I'm also looking forward to magnacut manix salt.

But if go se with the manix, I'm concerned that it will be a pita to sharpen.
What are your thoughts on this ?
Just to be clear I don't need a knife. It's apparently a illness.
 
It won’t be a pain to sharpen, it’ll just take a little more time. Tapered rods for serrated blades do exist, and you can use one free handed or with a guided system.
I’ve got one from KME and I’ve had no issues with it.
 
I'm eyeing a se tasman, seems nice to have a se and hawkbill design together.
I'm also looking forward to magnacut manix salt.

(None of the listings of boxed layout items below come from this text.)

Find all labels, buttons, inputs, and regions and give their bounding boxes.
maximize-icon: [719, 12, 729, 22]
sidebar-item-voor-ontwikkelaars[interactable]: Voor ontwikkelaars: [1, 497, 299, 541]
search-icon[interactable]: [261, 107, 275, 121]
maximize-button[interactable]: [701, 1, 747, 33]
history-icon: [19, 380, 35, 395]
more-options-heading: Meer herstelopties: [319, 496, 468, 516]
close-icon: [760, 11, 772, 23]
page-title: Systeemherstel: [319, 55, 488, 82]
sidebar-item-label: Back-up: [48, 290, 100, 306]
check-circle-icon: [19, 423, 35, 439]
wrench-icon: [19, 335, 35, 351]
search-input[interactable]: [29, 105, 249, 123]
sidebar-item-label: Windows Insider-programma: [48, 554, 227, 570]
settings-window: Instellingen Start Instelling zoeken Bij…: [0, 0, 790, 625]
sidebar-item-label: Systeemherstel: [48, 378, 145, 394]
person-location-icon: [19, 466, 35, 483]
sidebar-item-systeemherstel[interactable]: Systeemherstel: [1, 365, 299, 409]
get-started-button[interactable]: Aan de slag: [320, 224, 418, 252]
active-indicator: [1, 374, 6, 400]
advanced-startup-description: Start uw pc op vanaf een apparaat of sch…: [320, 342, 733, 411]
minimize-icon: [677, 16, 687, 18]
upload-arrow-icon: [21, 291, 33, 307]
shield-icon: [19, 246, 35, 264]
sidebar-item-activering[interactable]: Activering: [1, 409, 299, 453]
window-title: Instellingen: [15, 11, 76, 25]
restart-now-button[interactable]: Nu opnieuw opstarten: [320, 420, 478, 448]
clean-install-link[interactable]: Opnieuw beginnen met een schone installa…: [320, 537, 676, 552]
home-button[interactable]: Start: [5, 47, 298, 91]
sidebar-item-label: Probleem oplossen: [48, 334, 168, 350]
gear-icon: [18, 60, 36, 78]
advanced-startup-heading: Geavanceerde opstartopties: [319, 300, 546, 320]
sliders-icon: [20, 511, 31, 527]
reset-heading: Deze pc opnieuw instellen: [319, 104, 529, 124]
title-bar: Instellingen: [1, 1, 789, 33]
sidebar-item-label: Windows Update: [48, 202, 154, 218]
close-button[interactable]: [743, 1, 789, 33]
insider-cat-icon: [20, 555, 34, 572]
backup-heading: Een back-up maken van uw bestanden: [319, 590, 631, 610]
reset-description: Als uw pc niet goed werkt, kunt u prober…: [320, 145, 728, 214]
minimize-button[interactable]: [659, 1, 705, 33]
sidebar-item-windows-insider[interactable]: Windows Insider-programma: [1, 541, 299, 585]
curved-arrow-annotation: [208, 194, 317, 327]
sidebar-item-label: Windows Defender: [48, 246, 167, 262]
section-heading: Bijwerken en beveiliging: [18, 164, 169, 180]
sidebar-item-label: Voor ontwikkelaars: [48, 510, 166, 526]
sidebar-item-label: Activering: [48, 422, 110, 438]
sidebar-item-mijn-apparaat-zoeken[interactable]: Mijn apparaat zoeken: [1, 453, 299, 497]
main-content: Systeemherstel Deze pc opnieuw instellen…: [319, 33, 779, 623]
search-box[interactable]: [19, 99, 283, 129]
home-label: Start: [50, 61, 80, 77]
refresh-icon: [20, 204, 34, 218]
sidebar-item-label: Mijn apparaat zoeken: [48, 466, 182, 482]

But if go se with the manix, I'm concerned that it will be a pita to sharpen.
What are your thoughts on this ?
Just to be clear I don't need a knife. It's apparently a illness.
Check out the sharp maker and the related instructional videos.
 
I have the lansky guided system.
I don't use it .
Guess I need to buy the real deal with diamond rods.
Ceramic doesn't seem to work.
 


S Skar I made this video a while back that shows how easy it is on the sharp maker. Forgive me for trying to do it while looking through my phone camera, If I recorded it again I’d probably try to explain it a little better, it’s not perfect but you should get the idea. I may do that 3-5 times before flipping it over but… There’s multiple ways to do it and that’s an easy one for us non professionals. Reprofiling them is a chore so I just do that and it’s worked for me for years and years. Also, sharpening a hawkbill is the same as a regular serrated knife. Just hold it straight and do not try to follow the curve on the sharpmaker.
 
Last edited:
I have the lansky guided system.
I don't use it .
Guess I need to buy the real deal with diamond rods.
Ceramic doesn't seem to work.
Sounds like a great idea! That said, depending on the steel, and how dull you let a blade get, ceramics will keep most steel sharp with just touch-ups. Most of my sharpening is just touching up on a cheap ceramic rod. I think you would be served very well to pick up the stock sharpmaker and upgrade rods as you desire.
 
Sounds like a great idea! That said, depending on the steel, and how dull you let a blade get, ceramics will keep most steel sharp with just touch-ups. Most of my sharpening is just touching up on a cheap ceramic rod. I think you would be served very well to pick up the stock sharpmaker and upgrade rods as you desire.

I agree. In fact all I use on the SM is the diamond or CBN rods and the brown rods is as fine as I go. Coarser edges generally work better and last longer for EDC blades IMO. I don’t even use the fine rods and I’ve never purchased the ultra fine.
 


S Skar I made this video a while back that shows how easy it is on the sharp maker. Forgive me for trying to do it while looking through my phone camera, If I recorded it again I’d probably try to explain it a little better, it’s not perfect but you should get the idea. I may do that 3-5 times before flipping it over but… There’s multiple ways to do it and that’s an easy one for us non professionals. Reprofiling them is a chore so I just do that and it’s worked for me for years and years. Also, sharpening a hawkbill is the same as a regular serrated knife. Just hold it straight and do not try to follow the curve on the sharpmaker.
Wow... that does look easy.
Thank you for the demonstration.
 
Wow... that does look easy.
Thank you for the demonstration.
You’re most welcome. I’m glad I was able to find it, I uploaded it for another forum over a year ago. Figuring out that in some ways sharpening serrated blades can be easier than plain edge blades opens up a whole new realm of cutlery possibilities. I didn’t like serrated edges until I could sharpen them, and as the points round over with sharpening they will actually cut better and snag less.